227:1 Namely, that of an orphan girl, who, during her minority, was betrothed by her mother or brothers, and who, on attaining her majority, has a right to refuse her consent, and render the betrothing void.

227:2 Which completes the marriage.

227:3 According to the school of Shammai she is not entitled to refuse again.

227:4 When she is under the age of six, or even of ten years, in case she is innocent, and did not well know the meaning, or was not aware of the extent of the engagement she had entered into.

228:5 Namely, the orphan who had been betrothed in her infancy, &c., who had not refused the husband intended for her, but had been rejected and divorced by him.

228:6 When she expressed her refusal, and insisted on having her engagement annulled.

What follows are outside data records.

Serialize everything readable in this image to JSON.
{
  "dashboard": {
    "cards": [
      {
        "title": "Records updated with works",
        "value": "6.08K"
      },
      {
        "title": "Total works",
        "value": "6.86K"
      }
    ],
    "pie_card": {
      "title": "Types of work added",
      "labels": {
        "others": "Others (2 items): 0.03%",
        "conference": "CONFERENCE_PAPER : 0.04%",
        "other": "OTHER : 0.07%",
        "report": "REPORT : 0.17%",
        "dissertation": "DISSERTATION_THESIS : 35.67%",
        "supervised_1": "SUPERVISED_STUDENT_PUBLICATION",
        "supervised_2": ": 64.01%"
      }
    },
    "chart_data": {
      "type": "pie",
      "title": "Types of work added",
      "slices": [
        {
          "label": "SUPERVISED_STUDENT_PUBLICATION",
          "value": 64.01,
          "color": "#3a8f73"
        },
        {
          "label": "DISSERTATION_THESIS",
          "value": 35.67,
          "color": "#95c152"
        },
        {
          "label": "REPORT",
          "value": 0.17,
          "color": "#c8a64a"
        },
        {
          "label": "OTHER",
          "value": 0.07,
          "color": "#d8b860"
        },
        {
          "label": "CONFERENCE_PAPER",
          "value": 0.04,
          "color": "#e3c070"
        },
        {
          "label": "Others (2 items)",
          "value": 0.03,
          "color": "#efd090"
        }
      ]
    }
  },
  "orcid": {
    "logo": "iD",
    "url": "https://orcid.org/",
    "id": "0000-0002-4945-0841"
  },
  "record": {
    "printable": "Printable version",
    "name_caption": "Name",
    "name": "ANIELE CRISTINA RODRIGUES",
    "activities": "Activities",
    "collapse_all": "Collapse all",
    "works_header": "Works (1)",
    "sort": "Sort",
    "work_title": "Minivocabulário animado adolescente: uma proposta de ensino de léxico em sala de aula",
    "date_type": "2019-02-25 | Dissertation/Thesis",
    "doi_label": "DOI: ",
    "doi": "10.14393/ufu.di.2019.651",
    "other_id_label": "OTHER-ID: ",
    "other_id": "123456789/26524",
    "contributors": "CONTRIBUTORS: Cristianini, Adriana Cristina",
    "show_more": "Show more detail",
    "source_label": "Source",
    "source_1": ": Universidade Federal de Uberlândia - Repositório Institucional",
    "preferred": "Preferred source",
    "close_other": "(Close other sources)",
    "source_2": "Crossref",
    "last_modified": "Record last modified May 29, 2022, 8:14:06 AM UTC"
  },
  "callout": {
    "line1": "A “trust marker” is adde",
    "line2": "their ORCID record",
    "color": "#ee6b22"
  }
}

229:7 And as her marriage thus becomes void, her husband may marry her sister.

229:8 Who are not related.

229:9 This must be understood as limited to the connexion with the brother-in-law, but not to the Chalitzah, which a deaf and dumb woman is not qualified to perform.

229:10 The reason is this, either the marriage with these minors is legal, or it is not; if it is legal, then the first becomes at once the brother-in-law's lawful wife by Yeboom, by the act of connexion with him; and the connexion he had with the second is unlawful connexion; and if the marriage was illegal, then both widows are only strangers to the supposed brother-in-law.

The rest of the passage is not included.